Текст книги "Юго-запад"


Автор книги: Анатолий Кузьмичев


Жанр:

   

Военная проза


сообщить о нарушении

Текущая страница: 29 (всего у книги 30 страниц)

Авдошин скомандовал:

– За мной – по одному!

Добродеев передал команду дальше. Авдошин пополз к подбитой самоходке по-пластунски. Когда он скрылся в густой черной тени машины, двинулся Добродеев.

Командир взвода встретил его мрачный, как будто чем-то расстроенный.

– Четверо, – сказал он тихо. – И все молодые, лет по двадцать. Только лейтенант постарше.

Добродеев не сразу понял, о чем он говорит.

– Наша самоходка-то... А ребята мертвые лежат. Как четыре брата. Их, видать, сзади.

Пока подошли Варфоломеев, Горбачев и оба сапера, прошло минут пятнадцать. По набережной не стреляли, и Авдошин был доволен: значит его группа пока не обнаружена. Горбачев оглядел повязку на своей руке, попросил Варфоломеева затянуть ее потуже.

– Говорили тебе, возвращайся в роту, – с усмешкой сказал Варфоломеев. – Там сейчас такой фельдшер – упадешь! Видел, красавица сидела? Зря не пошел, зря! А то вдруг, не дай бог, заражение или... этот... столбняк.

– Ерунда! – вяло ответил Горбачев. – До свадьбы заживет.

Теперь надо было перебраться к железнодорожной ветке, за которой, сжирая крыши длинных складских строений, полыхал багровый, отливающий золотом огонь.

– Там, видно, нет никого, – сказал Авдошин.

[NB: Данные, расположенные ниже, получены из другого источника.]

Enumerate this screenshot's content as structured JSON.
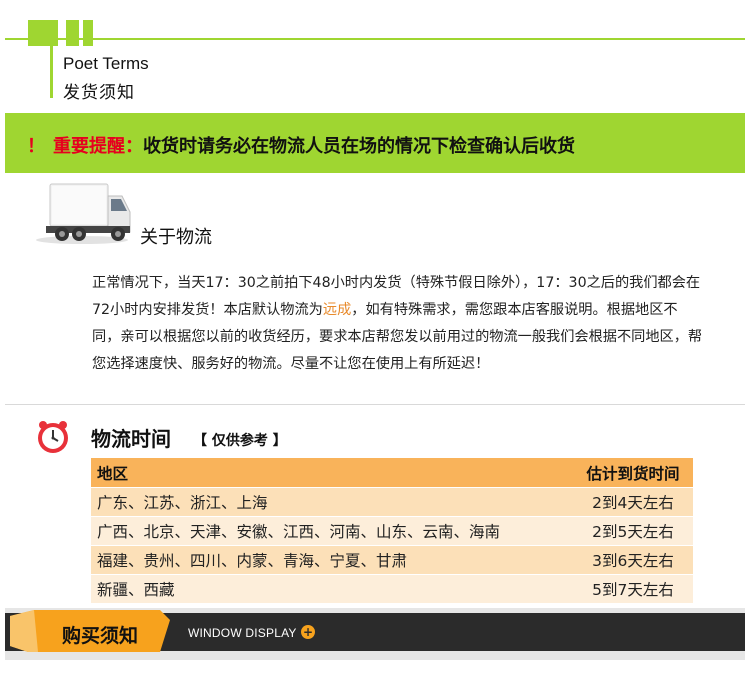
{
  "header": {
    "title_en": "Poet Terms",
    "title_cn": "发货须知"
  },
  "warning": {
    "exclaim": "！",
    "label": "重要提醒：",
    "message": "收货时请务必在物流人员在场的情况下检查确认后收货"
  },
  "logistics": {
    "title": "关于物流",
    "para_part1": "正常情况下，当天17：30之前拍下48小时内发货（特殊节假日除外），17：30之后的我们都会在72小时内安排发货！本店默认物流为",
    "para_highlight": "远成",
    "para_part2": "，如有特殊需求，需您跟本店客服说明。根据地区不同，亲可以根据您以前的收货经历，要求本店帮您发以前用过的物流一般我们会根据不同地区，帮您选择速度快、服务好的物流。尽量不让您在使用上有所延迟！"
  },
  "shipping_time": {
    "title": "物流时间",
    "note": "【 仅供参考 】",
    "headers": [
      "地区",
      "估计到货时间"
    ],
    "rows": [
      [
        "广东、江苏、浙江、上海",
        "2到4天左右"
      ],
      [
        "广西、北京、天津、安徽、江西、河南、山东、云南、海南",
        "2到5天左右"
      ],
      [
        "福建、贵州、四川、内蒙、青海、宁夏、甘肃",
        "3到6天左右"
      ],
      [
        "新疆、西藏",
        "5到7天左右"
      ]
    ]
  },
  "bottom_bar": {
    "buy_label": "购买须知",
    "window_display": "WINDOW DISPLAY",
    "plus_glyph": "+"
  },
  "colors": {
    "accent_green": "#9fd631",
    "warn_red": "#e6001f",
    "table_header": "#f9b35a",
    "table_row_odd": "#fce0b8",
    "table_row_even": "#fdeeda",
    "bar_dark": "#2b2b2b",
    "tab_orange": "#f7a21d"
  }
}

– Похоже, – не очень уверенно согласился Добродеев. – В общем, Ваня, я пошел.

– Давай.

Старшина высунулся из-за края самоходки, огляделся и быстро пополз, опять по-пластунски, к противоположной стороне набережной. Пять пар глаз настороженно следили за ним, ожидая, что вот-вот чиркнет из-за насыпи трассирующая пулеметная очередь.

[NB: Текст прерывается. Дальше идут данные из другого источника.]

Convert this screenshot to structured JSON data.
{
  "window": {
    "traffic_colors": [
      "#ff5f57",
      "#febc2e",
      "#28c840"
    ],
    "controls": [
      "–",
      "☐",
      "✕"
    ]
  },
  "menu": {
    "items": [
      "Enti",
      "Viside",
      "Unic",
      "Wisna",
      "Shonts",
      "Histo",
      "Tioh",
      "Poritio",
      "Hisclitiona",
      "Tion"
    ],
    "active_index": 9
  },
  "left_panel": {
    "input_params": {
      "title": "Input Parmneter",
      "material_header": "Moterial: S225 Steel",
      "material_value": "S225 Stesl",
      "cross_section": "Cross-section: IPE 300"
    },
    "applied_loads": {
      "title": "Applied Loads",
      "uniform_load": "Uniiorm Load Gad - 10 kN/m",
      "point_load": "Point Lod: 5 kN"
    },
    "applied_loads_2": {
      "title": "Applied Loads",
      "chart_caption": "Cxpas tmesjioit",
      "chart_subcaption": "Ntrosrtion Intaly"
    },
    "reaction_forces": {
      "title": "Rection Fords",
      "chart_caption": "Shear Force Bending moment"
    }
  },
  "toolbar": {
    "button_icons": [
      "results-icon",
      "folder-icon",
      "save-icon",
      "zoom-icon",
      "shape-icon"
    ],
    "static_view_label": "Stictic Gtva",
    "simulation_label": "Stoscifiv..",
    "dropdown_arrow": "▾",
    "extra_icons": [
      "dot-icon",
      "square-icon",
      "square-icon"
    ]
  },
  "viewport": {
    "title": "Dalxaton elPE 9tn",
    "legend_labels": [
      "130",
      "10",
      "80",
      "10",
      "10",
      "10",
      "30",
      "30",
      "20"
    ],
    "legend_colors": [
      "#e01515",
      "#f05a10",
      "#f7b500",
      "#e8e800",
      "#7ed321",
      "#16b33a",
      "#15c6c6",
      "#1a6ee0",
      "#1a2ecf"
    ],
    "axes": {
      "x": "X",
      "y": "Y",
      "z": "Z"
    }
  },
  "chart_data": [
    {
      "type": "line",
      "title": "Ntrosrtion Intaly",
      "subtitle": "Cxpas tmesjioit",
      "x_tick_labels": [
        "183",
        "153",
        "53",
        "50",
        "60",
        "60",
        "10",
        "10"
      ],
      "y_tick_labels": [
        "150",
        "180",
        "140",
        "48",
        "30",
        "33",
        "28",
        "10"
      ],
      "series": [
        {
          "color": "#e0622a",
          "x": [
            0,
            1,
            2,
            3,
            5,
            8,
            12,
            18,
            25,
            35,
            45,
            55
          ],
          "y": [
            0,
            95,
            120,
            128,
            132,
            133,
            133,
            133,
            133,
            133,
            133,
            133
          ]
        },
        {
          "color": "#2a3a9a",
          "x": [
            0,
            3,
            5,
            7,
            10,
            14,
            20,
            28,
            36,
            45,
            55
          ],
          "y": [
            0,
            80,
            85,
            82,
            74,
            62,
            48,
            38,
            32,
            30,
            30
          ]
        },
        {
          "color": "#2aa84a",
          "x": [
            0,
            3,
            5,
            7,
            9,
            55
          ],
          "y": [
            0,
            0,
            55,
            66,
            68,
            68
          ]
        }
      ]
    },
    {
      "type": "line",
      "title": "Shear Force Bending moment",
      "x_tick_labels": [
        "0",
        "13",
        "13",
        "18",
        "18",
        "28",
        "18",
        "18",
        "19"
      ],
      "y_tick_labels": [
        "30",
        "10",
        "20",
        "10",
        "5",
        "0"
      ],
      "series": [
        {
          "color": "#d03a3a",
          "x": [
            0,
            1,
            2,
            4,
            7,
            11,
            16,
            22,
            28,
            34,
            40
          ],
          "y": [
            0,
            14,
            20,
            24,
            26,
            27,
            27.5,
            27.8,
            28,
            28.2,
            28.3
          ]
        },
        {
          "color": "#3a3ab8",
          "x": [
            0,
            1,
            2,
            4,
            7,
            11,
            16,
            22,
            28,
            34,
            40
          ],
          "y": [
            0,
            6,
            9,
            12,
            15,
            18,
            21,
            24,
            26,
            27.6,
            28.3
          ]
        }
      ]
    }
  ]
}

Добродеев прополз набережную благополучно и так же благополучно перемахнул через железнодорожный путь. На небольшом возвышении насыпи, над рельсами, появилось и мгновенно исчезло его крупное, быстрое и подвижное тело в пестром маскхалате. Отсвет пожара тускло блеснул на маслянистом стволе автомата.

– Варфоломей! – негромко скомандовал Авдошин.

– Иду, – спокойно сказал тот. – В случае чего не поминайте, как говорится, лихом... Пока!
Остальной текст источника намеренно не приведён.